Back at the cottage, I plugged the phone in to charge. It beeped with missed calls. Forty-three calls from Mark, others from Lucy, Dad, and from friends. I left them all unanswered, for the time being. I had to talk to Mark first, and a phone call to him seemed utterly inadequate. I made other, practical calls: I made arrangements with the estate agents, that furniture charity.
I took a last walk around the house, moving from room to room, following the grey tracks in the carpet, running my hand up the rough timber of the banister. I paused by the bookcase, stroking the grain of the wood as if it were skin or fur. The house felt serene, and empty. As if a charge had been earthed, somehow; as if a tension had been released.
I left a set of keys with Mrs. Davies. We agreed that it was better for houses to be lived in, and that a young family would be nice; she kissed me goodbye.

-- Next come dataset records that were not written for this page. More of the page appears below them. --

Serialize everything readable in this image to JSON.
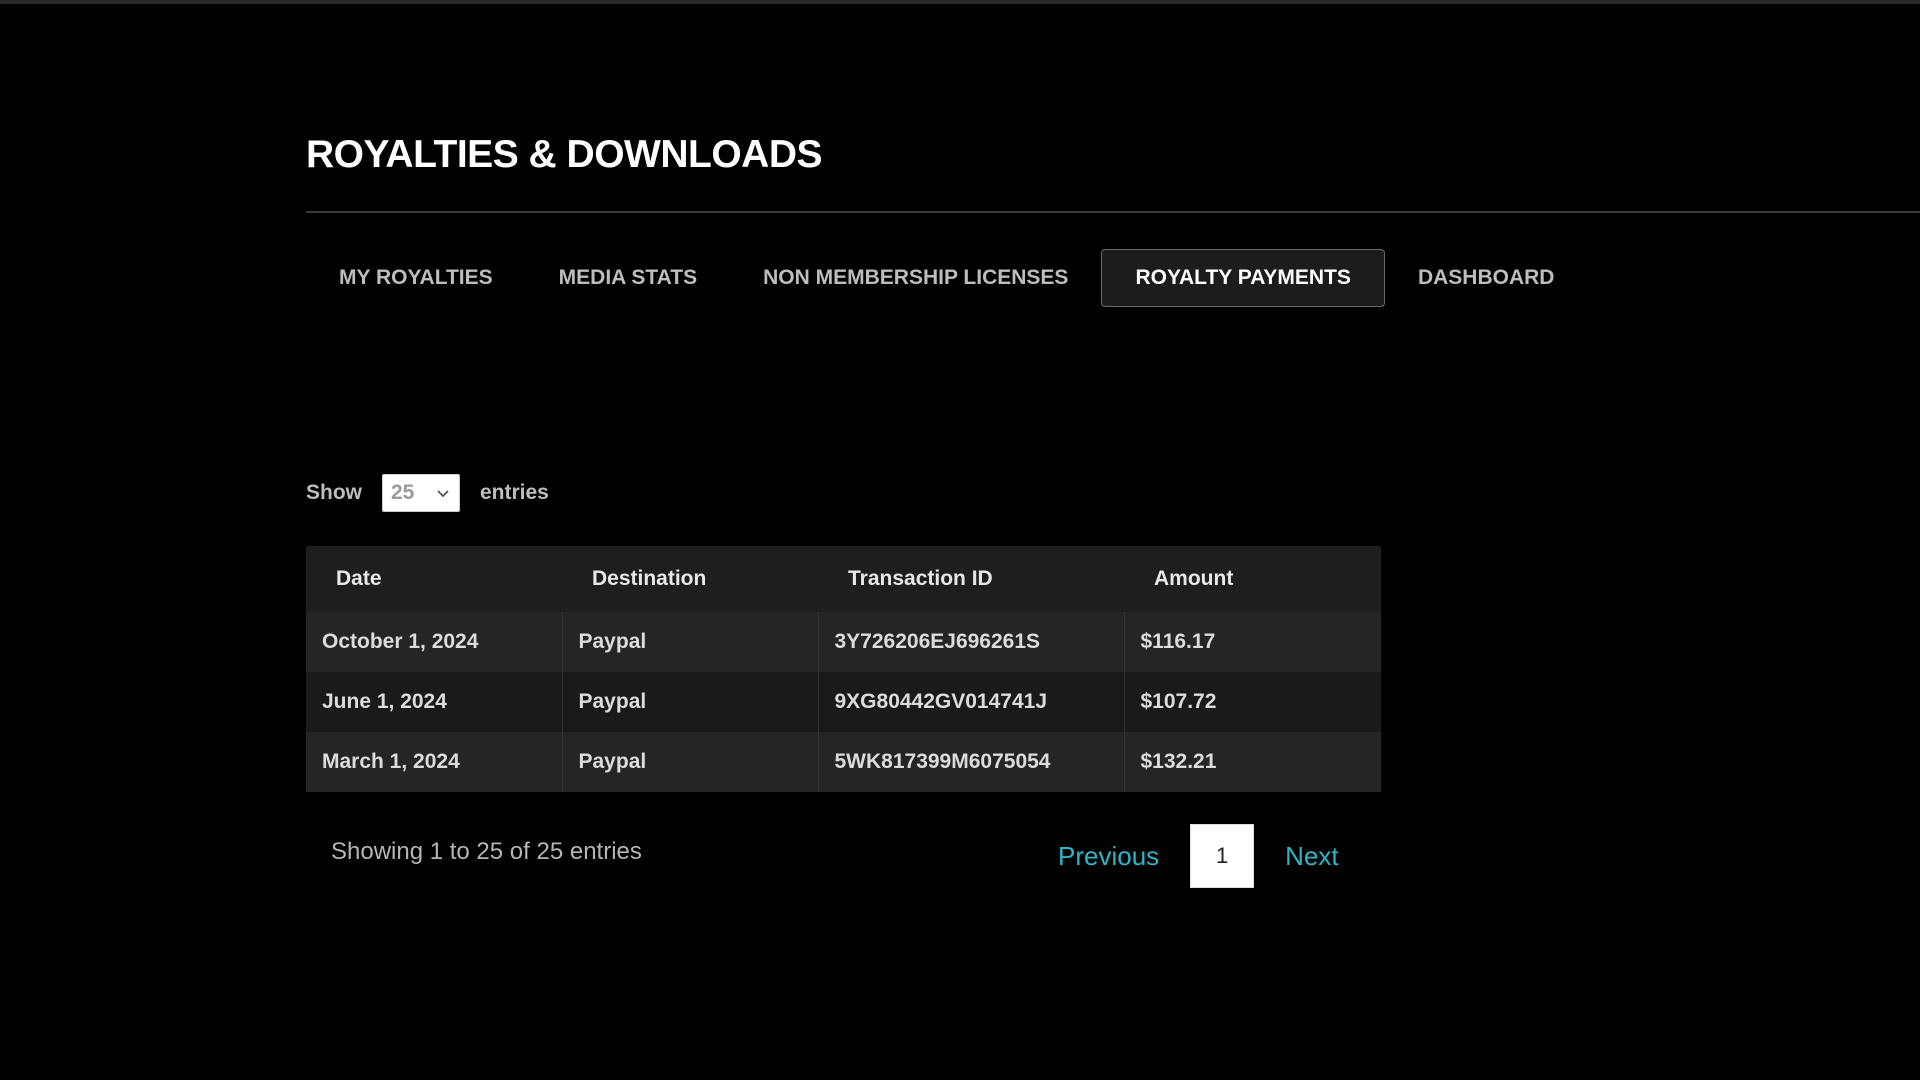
{
  "header": {
    "title": "ROYALTIES & DOWNLOADS"
  },
  "tabs": [
    {
      "label": "MY ROYALTIES",
      "active": false
    },
    {
      "label": "MEDIA STATS",
      "active": false
    },
    {
      "label": "NON MEMBERSHIP LICENSES",
      "active": false
    },
    {
      "label": "ROYALTY PAYMENTS",
      "active": true
    },
    {
      "label": "DASHBOARD",
      "active": false
    }
  ],
  "length_control": {
    "prefix": "Show",
    "selected": "25",
    "suffix": "entries",
    "icon": "chevron-down-icon"
  },
  "table": {
    "headers": [
      "Date",
      "Destination",
      "Transaction ID",
      "Amount"
    ],
    "rows": [
      [
        "October 1, 2024",
        "Paypal",
        "3Y726206EJ696261S",
        "$116.17"
      ],
      [
        "June 1, 2024",
        "Paypal",
        "9XG80442GV014741J",
        "$107.72"
      ],
      [
        "March 1, 2024",
        "Paypal",
        "5WK817399M6075054",
        "$132.21"
      ]
    ]
  },
  "footer": {
    "info": "Showing 1 to 25 of 25 entries",
    "previous": "Previous",
    "current_page": "1",
    "next": "Next"
  },
  "colors": {
    "background": "#000000",
    "link": "#2fb5c4",
    "active_tab_bg": "#1c1c1c"
  }
}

The front of the car was still cluttered from the drive up: Dad’s directions, half a packet of chewing gum squeezed flat at one end, a muddle of cassette tapes.
I drove for five hours, stopping only for coffee, sandwiches and petrol, the car rattling as I nudged it up to seventy-five, to eighty, to eighty-five. I swigged coffee through a plastic lid, eyes sharp for speed cameras, alert for a change in engine tone, for a hint of approaching breakdown. I was passed continually by bigger, sleeker cars. I wished I’d called Mark. At least then I would know what I was coming home to; I’d know if I could come home at all.

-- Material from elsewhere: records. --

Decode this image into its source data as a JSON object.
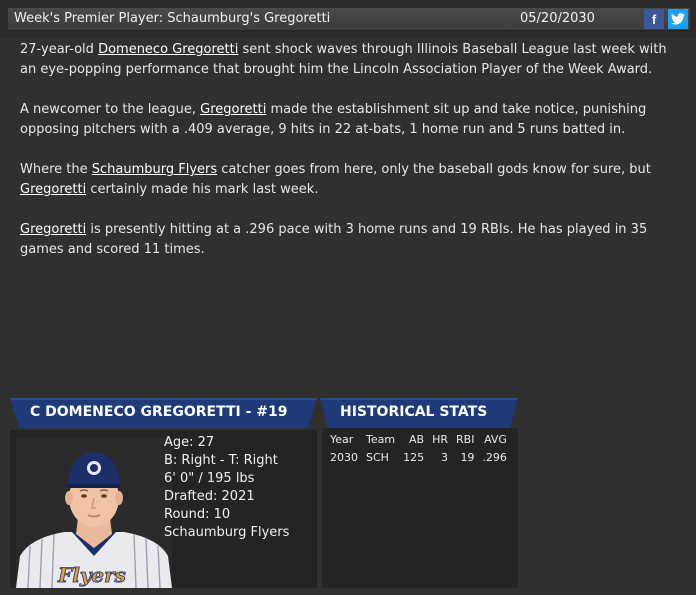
{
  "header": {
    "title": "Week's Premier Player: Schaumburg's Gregoretti",
    "date": "05/20/2030",
    "facebook_glyph": "f",
    "twitter_glyph": "🐦"
  },
  "article": {
    "p1_pre": "27-year-old ",
    "p1_link": "Domeneco Gregoretti",
    "p1_post": " sent shock waves through Illinois Baseball League last week with an eye-popping performance that brought him the Lincoln Association Player of the Week Award.",
    "p2_pre": "A newcomer to the league, ",
    "p2_link": "Gregoretti",
    "p2_post": " made the establishment sit up and take notice, punishing opposing pitchers with a .409 average, 9 hits in 22 at-bats, 1 home run and 5 runs batted in.",
    "p3_pre": "Where the ",
    "p3_link1": "Schaumburg Flyers",
    "p3_mid": " catcher goes from here, only the baseball gods know for sure, but ",
    "p3_link2": "Gregoretti",
    "p3_post": " certainly made his mark last week.",
    "p4_link": "Gregoretti",
    "p4_post": " is presently hitting at a .296 pace with 3 home runs and 19 RBIs. He has played in 35 games and scored 11 times."
  },
  "player": {
    "banner": "C DOMENECO GREGORETTI - #19",
    "age": "Age: 27",
    "bats_throws": "B: Right - T: Right",
    "height_weight": "6' 0\" / 195 lbs",
    "drafted": "Drafted: 2021",
    "round": "Round: 10",
    "team": "Schaumburg Flyers",
    "jersey_text": "Flyers"
  },
  "stats": {
    "banner": "HISTORICAL STATS",
    "headers": [
      "Year",
      "Team",
      "AB",
      "HR",
      "RBI",
      "AVG"
    ],
    "rows": [
      [
        "2030",
        "SCH",
        "125",
        "3",
        "19",
        ".296"
      ]
    ]
  },
  "colors": {
    "banner": "#1f3a78",
    "background": "#303030",
    "facebook": "#3b5998",
    "twitter": "#1da1f2"
  }
}
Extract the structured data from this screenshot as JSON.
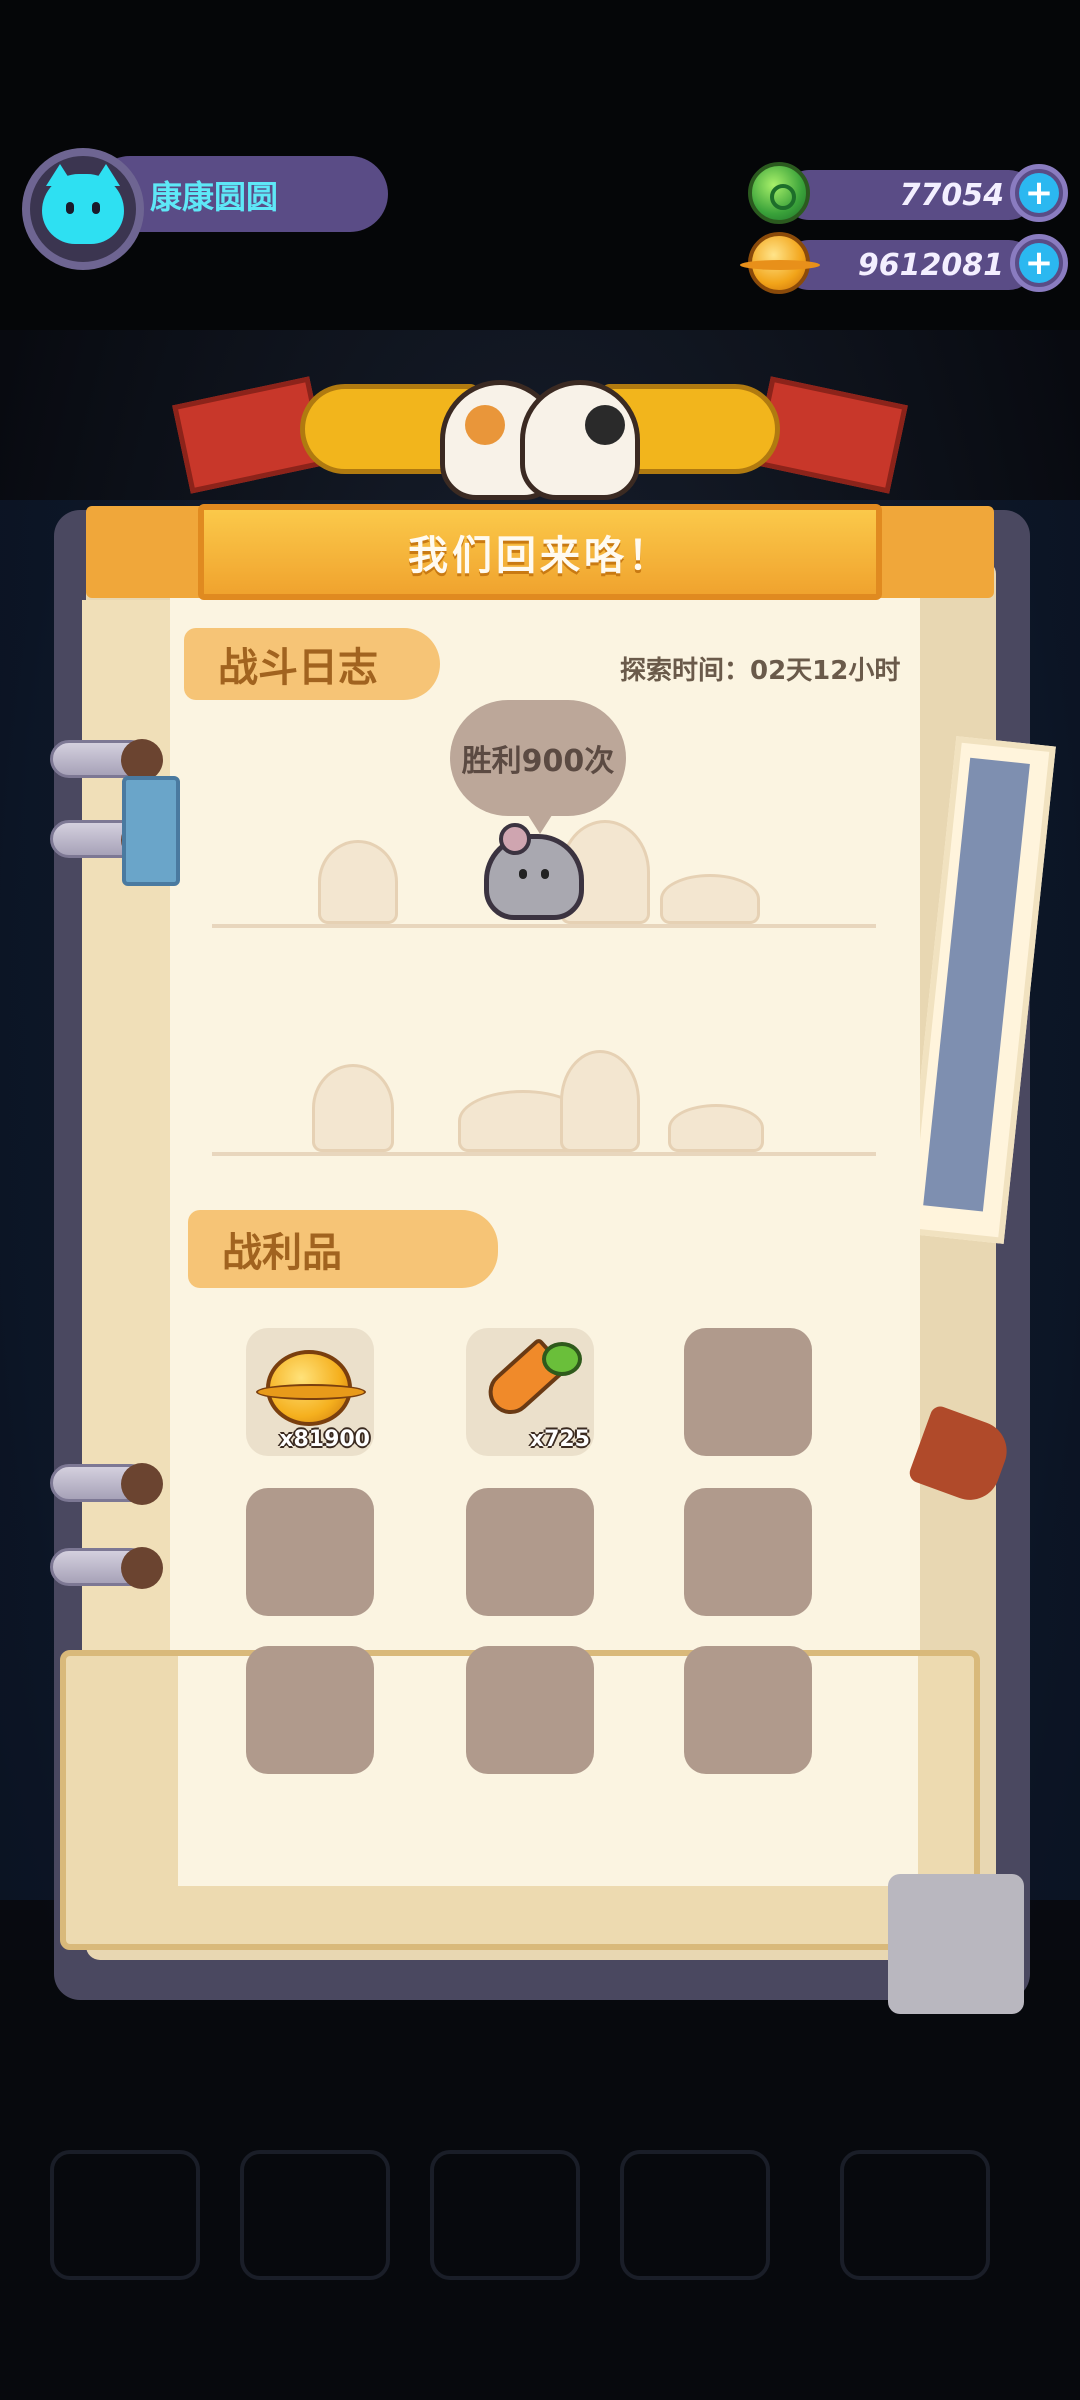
{
  "player": {
    "name": "康康圆圆"
  },
  "currencies": [
    {
      "name": "green-gem",
      "value": "77054"
    },
    {
      "name": "gold-coin",
      "value": "9612081"
    }
  ],
  "banner": {
    "title": "我们回来咯！"
  },
  "battle_log": {
    "label": "战斗日志",
    "explore_time": "探索时间：02天12小时",
    "bubble": "胜利900次"
  },
  "loot": {
    "label": "战利品",
    "items": [
      {
        "icon": "gold-coin-icon",
        "count": "x81900"
      },
      {
        "icon": "carrot-icon",
        "count": "x725"
      },
      {
        "icon": "",
        "count": ""
      },
      {
        "icon": "",
        "count": ""
      },
      {
        "icon": "",
        "count": ""
      },
      {
        "icon": "",
        "count": ""
      },
      {
        "icon": "",
        "count": ""
      },
      {
        "icon": "",
        "count": ""
      },
      {
        "icon": "",
        "count": ""
      }
    ]
  },
  "colors": {
    "accent_gold": "#f0a73a",
    "purple_bar": "#5a4c86",
    "page_bg": "#fbf4e1",
    "empty_slot": "#b09a8c",
    "label_brown": "#a1631f"
  }
}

I elbowed my way through London traffic, sneaking through on ambers, nudging across carriageways, almost bouncing on my seat with frustration as I watched the traffic streaming past at junctions, thinking
come on come on come on come on come on
. I veered into Kirkside Road, and there was just one free space, right down at the far end. I had the car parked in one brisk and careless move. I’d slammed the door and was already heading for home, and then had to turn back and lock the car. I almost ran down the length of the street; a kind of hobbled run, eager and apprehensive, sick with nerves. I climbed the steps two at a time and got the key in the lock and was into the communal hall, and then I stalled at our front door.
I saw her. Through the textured glass, her figure was smudged and bleary. She was standing looking up at the table; there was something on it, something out of reach, something fascinating. Belly round in front of her, the soft bulge of her nappied behind. I turned my key, pushed open the door. Warmth; the smell of cooking, drying laundry. Cate turned towards the sound, away from the bowl of grapes that had been holding her attention. There was a moment. She looked at me, I looked at her. She pushed a finger
into her mouth and chewed on it. My heart was still with anxiety and love. I crouched down.
“Sweetheart?”
Then her face broke into a wet smile, and she wobbled towards me, and put her arms up and around my neck, and I squeezed her tightly, teeth gritted, burying my face in her neck. The milky, musky scent of skin; the apple of her hair, my heart full, my eyes filling. I looked up, and there was Mark. He was standing in the kitchen doorway, a blue and white checked teacloth hanging from his hand. The cloth was stained with tomato sauce. His eyes were tired. I stayed there, holding Cate, looking up at him. We didn’t speak for a long moment. Then he broke the silence.
“You’re back.”
“Yes.”
“How are you?”
“Okay,” I said.
“Really?”
I nodded.
“You look—” he said. He didn’t finish the sentence.
“Is it okay?” I asked. “That I came back?”
His reply was out before I’d even really finished speaking: “Yes.”
“I’m sorry.”
He shook his head, his lips compressing, his chin dimpling. He blinked and pressed his eyes. When he spoke again, his voice was clotted with emotion: “Are you really okay?”
“Yes,” I said. “Getting there, yes. I got the house sorted.”
He nodded again. He just stood there, the tea towel still in his hand, his T-shirt dotted with sauce, looking at me.
“I’m sorry,” I said. “I am really sorry.”
“Bad timing,” he said.
“Awful timing,” I agreed.
“Come here,” he said, with the first hint of a smile. I swung Cate up onto my hip, held her close. I went to him.